Face Brick walls inside your house:
It is difficult to hang anything on Face Brick due to the inherently rough surface and the same goes for putting up shelves or mounting electronics.
Face brick, due to its dark colour, can make a house look and feel gloomy.
The upside of Face Brick indoors is the fact that having an exposed brick wall as a “feature” in certain rooms of your house is still very much in vogue.
Plaster pros and cons:
Plastered external walls exude a more modern vibe.
Plastered and painted walls on the outside of your house will require maintenance. This can mean painting your house every couple of years, but also means being on the lookout for dirt and grime on your walls. Splashed up mud, bird droppings and even pet footprints can easily ruin your “effortlessly modern” home’s appearance.

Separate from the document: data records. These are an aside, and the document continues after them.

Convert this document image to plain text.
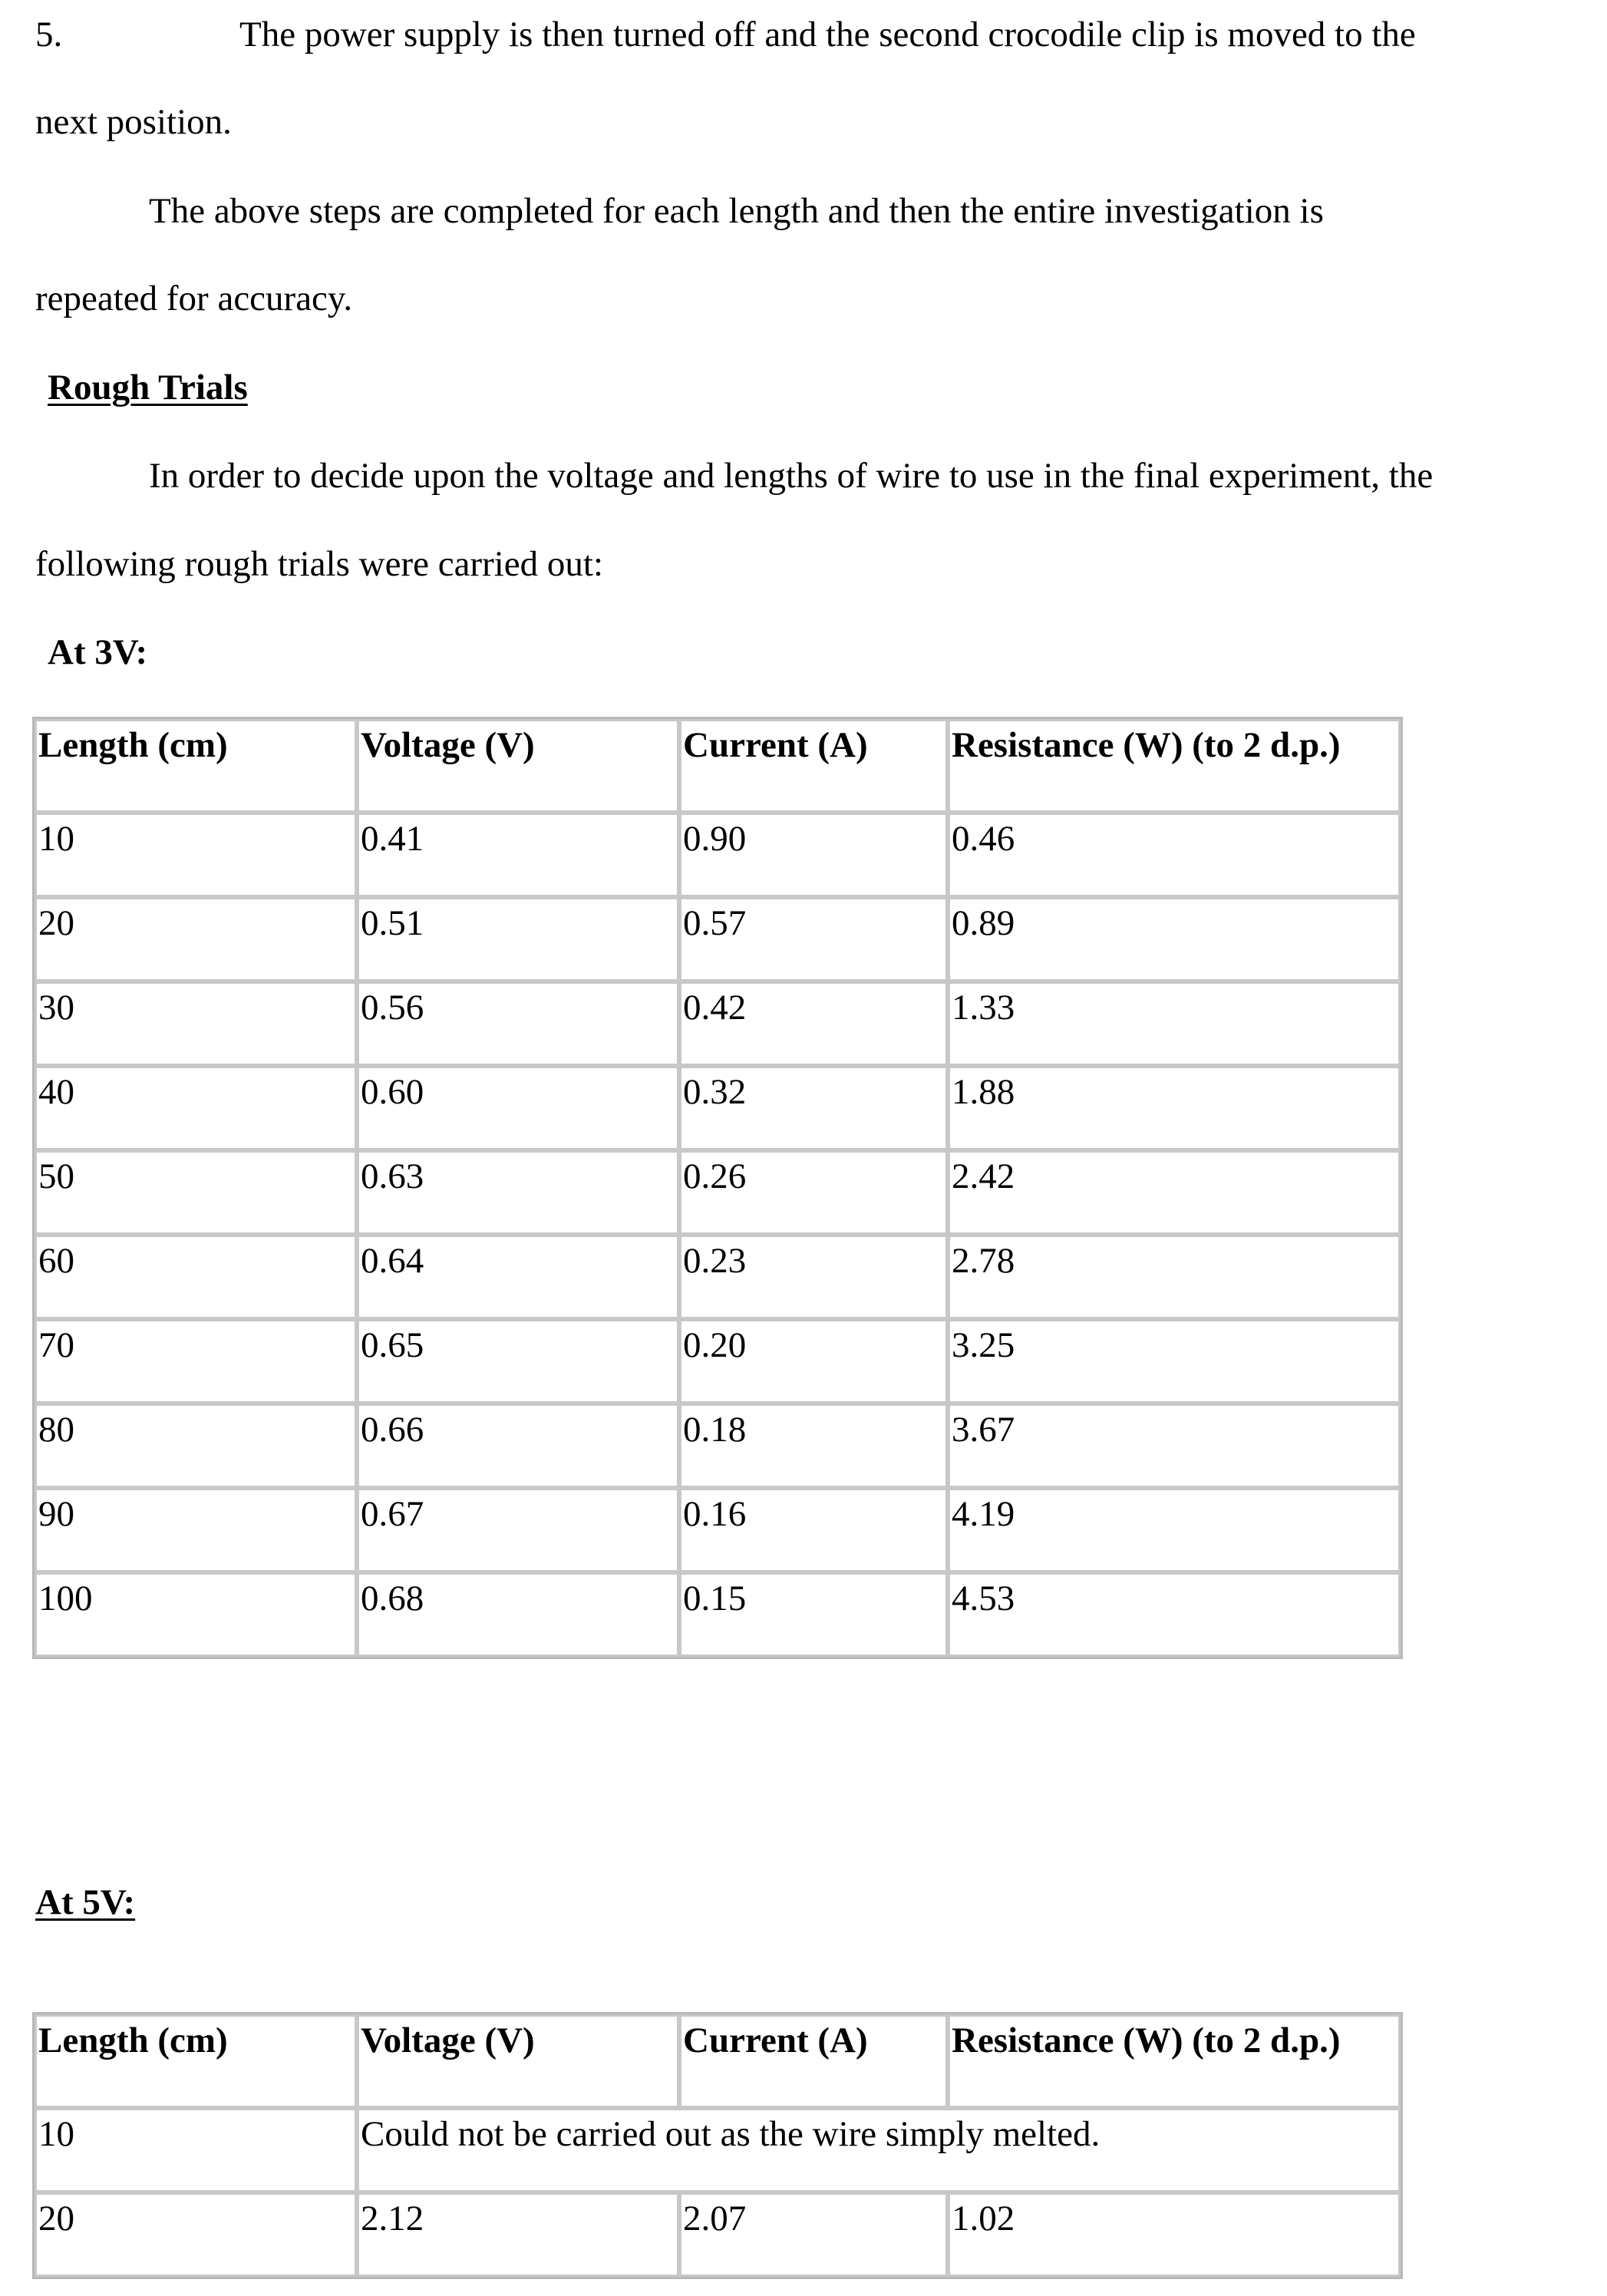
5.	The power supply is then turned off and the second crocodile clip is moved to the
next position.
The above steps are completed for each length and then the entire investigation is
repeated for accuracy.
Rough Trials
In order to decide upon the voltage and lengths of wire to use in the final experiment, the
following rough trials were carried out:
At 3V:
Length (cm)	Voltage (V)	Current (A)	Resistance (W) (to 2 d.p.)
10	0.41	0.90	0.46
20	0.51	0.57	0.89
30	0.56	0.42	1.33
40	0.60	0.32	1.88
50	0.63	0.26	2.42
60	0.64	0.23	2.78
70	0.65	0.20	3.25
80	0.66	0.18	3.67
90	0.67	0.16	4.19
100	0.68	0.15	4.53
At 5V:
Length (cm)	Voltage (V)	Current (A)	Resistance (W) (to 2 d.p.)
10	Could not be carried out as the wire simply melted.		
20	2.12	2.07	1.02
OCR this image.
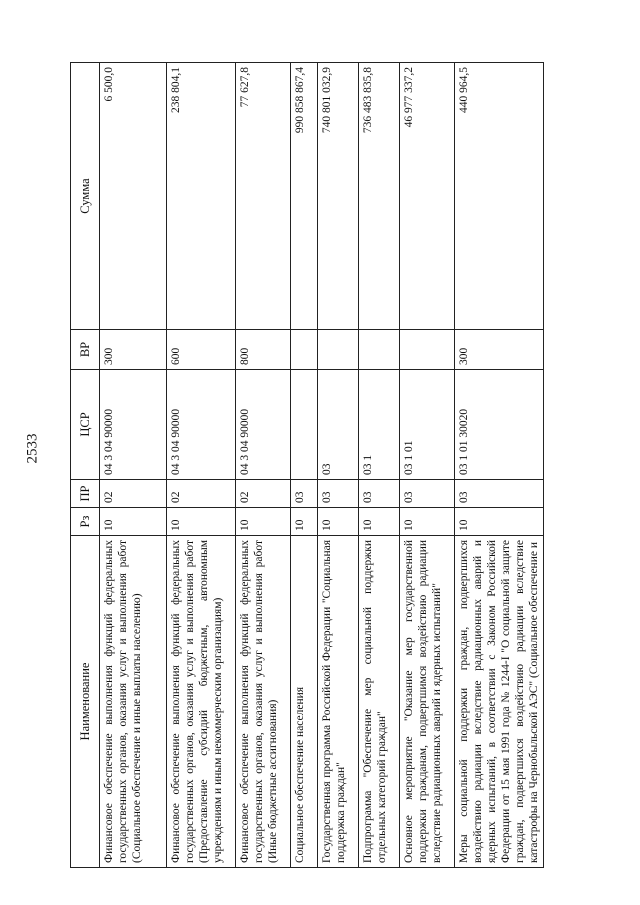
2533
Наименование	Рз	ПР	ЦСР	ВР	Сумма
Финансовое обеспечение выполнения функций федеральных государственных органов, оказания услуг и выполнения работ (Социальное обеспечение и иные выплаты населению)	10	02	04 3 04 90000	300	6 500,0
Финансовое обеспечение выполнения функций федеральных государственных органов, оказания услуг и выполнения работ (Предоставление субсидий бюджетным, автономным учреждениям и иным некоммерческим организациям)	10	02	04 3 04 90000	600	238 804,1
Финансовое обеспечение выполнения функций федеральных государственных органов, оказания услуг и выполнения работ (Иные бюджетные ассигнования)	10	02	04 3 04 90000	800	77 627,8
Социальное обеспечение населения	10	03			990 858 867,4
Государственная программа Российской Федерации "Социальная поддержка граждан"	10	03	03		740 801 032,9
Подпрограмма "Обеспечение мер социальной поддержки отдельных категорий граждан"	10	03	03 1		736 483 835,8
Основное мероприятие "Оказание мер государственной поддержки гражданам, подвергшимся воздействию радиации вследствие радиационных аварий и ядерных испытаний"	10	03	03 1 01		46 977 337,2
Меры социальной поддержки граждан, подвергшихся воздействию радиации вследствие радиационных аварий и ядерных испытаний, в соответствии с Законом Российской Федерации от 15 мая 1991 года № 1244-I "О социальной защите граждан, подвергшихся воздействию радиации вследствие катастрофы на Чернобыльской АЭС" (Социальное обеспечение и	10	03	03 1 01 30020	300	440 964,5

Plastered walls can however be easily modified if you want a change – simply choose a new colour! (This goes for internal walls as well.)
Inside your house, plastered walls are also slightly more functional due to their smoothness and the fact that you can easily paint them to suit your home’s mood and style.
What if I can’t decide?
Then you don’t have to! Both wall coverings have their merits, and both can work well in most homes, as a combination. Plaster some walls but keep one or two brick walls exposed for the industrial loft vibe. Go wild – it’s your space, so LIVE in it.
Also, remember that you don’t necessarily have to chip off plaster to get that exposed wall look – an easy hack is to find a brick imitation cladding that suits your style, and simply go with that. No mess, no fuss!